Figure 1. Expansion of MDSCs in bone marrow and bone destruction in CIA.

(A) Mice with CIA were sacrificed on day 35 and age-matched normal mice were used as controls. Bone marrow cells were stained with anti-CD11b and anti-GR-1 mAbs. Data were acquired by flow cytometry and representative dot plots are presented. (B) The frequency of MDSCs in the bone marrow of normal or CIA mice. Six mice in each group were tested. (C) Splenocytes from normal mice were labeled with CFSE and co-cultured with or without 5×10⁵ MDSCs from CIA or normal mice in anti-CD3/CD28 bound culture plates. Cells were collected and stained with APC-anti-CD4 mAb after 72 hours stimulation. Data was analyzed by flow cytometry and representative dot plots are presented. (D) The proliferation rates of CD4 T⁺ cells.
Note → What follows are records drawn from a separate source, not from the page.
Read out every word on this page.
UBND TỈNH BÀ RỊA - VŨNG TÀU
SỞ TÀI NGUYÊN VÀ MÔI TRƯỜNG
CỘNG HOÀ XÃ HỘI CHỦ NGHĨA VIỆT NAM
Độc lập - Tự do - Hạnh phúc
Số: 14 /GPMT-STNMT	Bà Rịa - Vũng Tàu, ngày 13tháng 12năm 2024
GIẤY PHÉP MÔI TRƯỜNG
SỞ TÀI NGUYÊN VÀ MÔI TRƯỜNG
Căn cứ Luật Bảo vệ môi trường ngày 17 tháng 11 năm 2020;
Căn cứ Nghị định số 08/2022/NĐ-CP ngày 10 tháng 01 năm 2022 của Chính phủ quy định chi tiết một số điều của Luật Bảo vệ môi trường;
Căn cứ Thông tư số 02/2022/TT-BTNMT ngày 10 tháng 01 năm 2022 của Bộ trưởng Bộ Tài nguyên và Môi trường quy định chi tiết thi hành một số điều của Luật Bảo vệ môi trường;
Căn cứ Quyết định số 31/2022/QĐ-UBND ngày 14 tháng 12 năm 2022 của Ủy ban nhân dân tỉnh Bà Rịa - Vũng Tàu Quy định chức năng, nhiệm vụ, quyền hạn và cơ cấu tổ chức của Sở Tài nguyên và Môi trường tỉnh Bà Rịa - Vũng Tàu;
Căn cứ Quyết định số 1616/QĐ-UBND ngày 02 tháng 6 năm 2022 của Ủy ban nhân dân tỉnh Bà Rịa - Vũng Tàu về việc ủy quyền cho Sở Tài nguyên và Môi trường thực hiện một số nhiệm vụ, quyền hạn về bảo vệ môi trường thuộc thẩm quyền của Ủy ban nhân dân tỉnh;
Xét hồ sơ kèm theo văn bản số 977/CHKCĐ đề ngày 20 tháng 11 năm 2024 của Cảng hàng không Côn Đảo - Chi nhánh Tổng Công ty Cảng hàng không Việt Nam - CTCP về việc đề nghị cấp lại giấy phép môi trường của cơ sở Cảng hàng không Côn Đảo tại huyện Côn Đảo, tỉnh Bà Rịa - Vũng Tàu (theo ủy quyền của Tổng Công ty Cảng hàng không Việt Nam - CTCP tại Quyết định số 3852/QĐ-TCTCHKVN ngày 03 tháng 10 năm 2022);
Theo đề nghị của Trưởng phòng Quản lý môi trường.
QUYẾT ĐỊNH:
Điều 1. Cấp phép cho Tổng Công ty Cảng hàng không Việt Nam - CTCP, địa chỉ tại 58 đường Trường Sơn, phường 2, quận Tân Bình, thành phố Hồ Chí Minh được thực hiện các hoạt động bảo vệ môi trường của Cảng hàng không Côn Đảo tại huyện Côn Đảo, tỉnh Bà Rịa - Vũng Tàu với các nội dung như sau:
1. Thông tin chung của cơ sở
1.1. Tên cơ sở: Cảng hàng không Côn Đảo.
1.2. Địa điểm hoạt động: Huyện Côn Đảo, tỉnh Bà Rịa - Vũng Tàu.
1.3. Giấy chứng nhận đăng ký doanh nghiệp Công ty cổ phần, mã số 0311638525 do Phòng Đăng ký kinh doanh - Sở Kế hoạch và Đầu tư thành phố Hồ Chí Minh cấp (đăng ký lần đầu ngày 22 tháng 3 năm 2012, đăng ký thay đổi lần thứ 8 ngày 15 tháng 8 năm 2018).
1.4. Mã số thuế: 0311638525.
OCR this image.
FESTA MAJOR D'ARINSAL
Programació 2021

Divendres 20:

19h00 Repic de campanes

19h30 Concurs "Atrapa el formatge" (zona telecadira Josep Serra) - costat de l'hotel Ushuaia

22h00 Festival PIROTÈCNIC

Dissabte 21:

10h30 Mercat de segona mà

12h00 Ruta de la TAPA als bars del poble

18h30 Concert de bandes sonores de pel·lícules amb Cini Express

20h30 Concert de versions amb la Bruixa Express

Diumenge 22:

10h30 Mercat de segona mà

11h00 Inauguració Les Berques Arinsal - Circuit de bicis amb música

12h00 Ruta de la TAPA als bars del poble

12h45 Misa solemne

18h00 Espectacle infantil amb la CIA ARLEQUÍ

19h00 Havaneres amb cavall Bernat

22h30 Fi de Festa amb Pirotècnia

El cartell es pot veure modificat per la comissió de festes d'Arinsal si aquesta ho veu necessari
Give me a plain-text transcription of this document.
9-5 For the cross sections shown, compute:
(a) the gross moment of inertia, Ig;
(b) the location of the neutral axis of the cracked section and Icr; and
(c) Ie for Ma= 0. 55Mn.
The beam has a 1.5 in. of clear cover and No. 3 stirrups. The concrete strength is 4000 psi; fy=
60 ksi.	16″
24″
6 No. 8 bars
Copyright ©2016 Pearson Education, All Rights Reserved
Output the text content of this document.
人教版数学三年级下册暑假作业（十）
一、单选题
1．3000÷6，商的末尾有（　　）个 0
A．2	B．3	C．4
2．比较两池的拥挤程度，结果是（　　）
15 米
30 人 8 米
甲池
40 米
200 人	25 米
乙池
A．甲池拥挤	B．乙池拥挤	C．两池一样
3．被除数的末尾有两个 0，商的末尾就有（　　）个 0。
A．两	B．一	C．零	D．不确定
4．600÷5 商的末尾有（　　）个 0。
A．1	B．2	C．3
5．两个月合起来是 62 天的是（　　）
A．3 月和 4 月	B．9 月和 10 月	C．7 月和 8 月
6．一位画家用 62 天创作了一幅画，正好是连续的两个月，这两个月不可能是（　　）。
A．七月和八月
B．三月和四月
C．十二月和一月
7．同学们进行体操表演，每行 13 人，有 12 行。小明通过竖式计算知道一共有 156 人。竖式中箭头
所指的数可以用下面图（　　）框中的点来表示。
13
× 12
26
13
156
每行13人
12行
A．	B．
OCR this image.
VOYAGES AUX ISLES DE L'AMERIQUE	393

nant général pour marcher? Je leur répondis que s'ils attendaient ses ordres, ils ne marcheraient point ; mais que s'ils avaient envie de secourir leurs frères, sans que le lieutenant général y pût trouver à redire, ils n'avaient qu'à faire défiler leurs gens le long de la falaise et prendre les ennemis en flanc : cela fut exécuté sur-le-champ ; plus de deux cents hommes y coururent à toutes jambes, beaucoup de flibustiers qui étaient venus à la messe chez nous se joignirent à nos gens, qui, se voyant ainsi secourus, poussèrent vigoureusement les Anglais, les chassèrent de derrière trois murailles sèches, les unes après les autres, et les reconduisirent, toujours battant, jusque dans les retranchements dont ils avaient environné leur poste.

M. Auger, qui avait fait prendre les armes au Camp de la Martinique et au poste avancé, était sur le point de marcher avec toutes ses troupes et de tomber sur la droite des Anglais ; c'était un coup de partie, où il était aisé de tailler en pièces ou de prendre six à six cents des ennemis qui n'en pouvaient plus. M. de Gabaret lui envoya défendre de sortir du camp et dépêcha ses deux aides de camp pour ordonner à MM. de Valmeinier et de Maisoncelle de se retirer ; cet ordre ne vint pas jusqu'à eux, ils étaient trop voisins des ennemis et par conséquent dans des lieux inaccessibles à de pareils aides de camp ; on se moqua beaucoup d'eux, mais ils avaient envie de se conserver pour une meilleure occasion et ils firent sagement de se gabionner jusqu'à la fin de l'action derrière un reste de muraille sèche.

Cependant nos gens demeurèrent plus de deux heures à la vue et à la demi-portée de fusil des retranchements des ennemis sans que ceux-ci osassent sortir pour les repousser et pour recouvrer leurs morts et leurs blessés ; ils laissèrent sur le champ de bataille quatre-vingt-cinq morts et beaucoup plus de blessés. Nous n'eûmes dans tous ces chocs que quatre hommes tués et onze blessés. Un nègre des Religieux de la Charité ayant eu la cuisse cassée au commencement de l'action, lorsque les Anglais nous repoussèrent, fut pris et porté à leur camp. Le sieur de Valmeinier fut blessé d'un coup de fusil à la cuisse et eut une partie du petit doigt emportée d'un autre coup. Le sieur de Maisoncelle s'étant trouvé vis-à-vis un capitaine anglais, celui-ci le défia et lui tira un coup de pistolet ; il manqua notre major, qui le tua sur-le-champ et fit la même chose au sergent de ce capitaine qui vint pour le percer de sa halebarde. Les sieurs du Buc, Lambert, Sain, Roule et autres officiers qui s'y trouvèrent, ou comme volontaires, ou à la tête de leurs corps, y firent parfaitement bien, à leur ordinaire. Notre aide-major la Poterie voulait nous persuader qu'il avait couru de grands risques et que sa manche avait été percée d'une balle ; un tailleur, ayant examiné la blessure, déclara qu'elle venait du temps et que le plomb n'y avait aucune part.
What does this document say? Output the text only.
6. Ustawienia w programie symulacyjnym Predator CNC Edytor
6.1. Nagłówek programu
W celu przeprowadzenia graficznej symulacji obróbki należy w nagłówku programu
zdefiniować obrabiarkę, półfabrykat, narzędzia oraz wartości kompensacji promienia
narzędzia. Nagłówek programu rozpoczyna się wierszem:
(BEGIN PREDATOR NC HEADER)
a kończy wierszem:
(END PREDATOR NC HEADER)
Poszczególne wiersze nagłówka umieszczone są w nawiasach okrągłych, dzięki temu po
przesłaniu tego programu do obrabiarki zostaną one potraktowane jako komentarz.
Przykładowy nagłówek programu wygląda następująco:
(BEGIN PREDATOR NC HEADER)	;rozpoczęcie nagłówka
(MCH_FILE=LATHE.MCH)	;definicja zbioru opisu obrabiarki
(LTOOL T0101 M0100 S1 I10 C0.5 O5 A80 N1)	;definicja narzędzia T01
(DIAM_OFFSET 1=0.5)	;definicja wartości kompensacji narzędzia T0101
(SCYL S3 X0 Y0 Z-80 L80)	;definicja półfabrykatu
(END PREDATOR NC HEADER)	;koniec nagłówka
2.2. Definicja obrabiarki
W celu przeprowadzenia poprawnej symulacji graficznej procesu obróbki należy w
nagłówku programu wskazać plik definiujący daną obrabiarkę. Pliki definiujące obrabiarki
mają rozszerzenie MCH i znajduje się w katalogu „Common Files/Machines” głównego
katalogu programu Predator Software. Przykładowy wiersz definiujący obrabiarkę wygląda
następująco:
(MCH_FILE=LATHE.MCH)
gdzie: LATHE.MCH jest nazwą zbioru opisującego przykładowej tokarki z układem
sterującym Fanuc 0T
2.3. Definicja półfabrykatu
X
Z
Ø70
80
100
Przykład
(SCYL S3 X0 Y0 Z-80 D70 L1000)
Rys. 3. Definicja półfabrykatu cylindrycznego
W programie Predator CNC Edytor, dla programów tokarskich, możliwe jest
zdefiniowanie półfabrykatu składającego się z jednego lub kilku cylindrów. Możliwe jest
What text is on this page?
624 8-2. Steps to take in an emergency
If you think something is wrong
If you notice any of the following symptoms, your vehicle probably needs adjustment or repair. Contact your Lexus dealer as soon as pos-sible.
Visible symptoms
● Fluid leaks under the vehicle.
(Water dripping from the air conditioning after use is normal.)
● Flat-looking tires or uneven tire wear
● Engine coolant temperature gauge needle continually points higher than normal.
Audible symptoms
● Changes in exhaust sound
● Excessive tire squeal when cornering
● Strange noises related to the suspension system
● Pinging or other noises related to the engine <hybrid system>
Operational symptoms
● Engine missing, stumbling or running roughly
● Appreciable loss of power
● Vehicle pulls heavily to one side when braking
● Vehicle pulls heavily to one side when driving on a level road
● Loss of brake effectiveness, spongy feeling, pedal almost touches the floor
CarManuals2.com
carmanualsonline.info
Data were acquired by flow cytometry and summarized from three independent experiments. (E, F) Mice with CIA were sacrificed on day 35. Bones were fixed and decalcified with EDTA. Knee joints section were stained for TRAP (E) and with H&E (F). Six mice were tested for each group and representative images are presented. Data in B and D are shown as mean ± SD. *p<0.05, **p <0.01.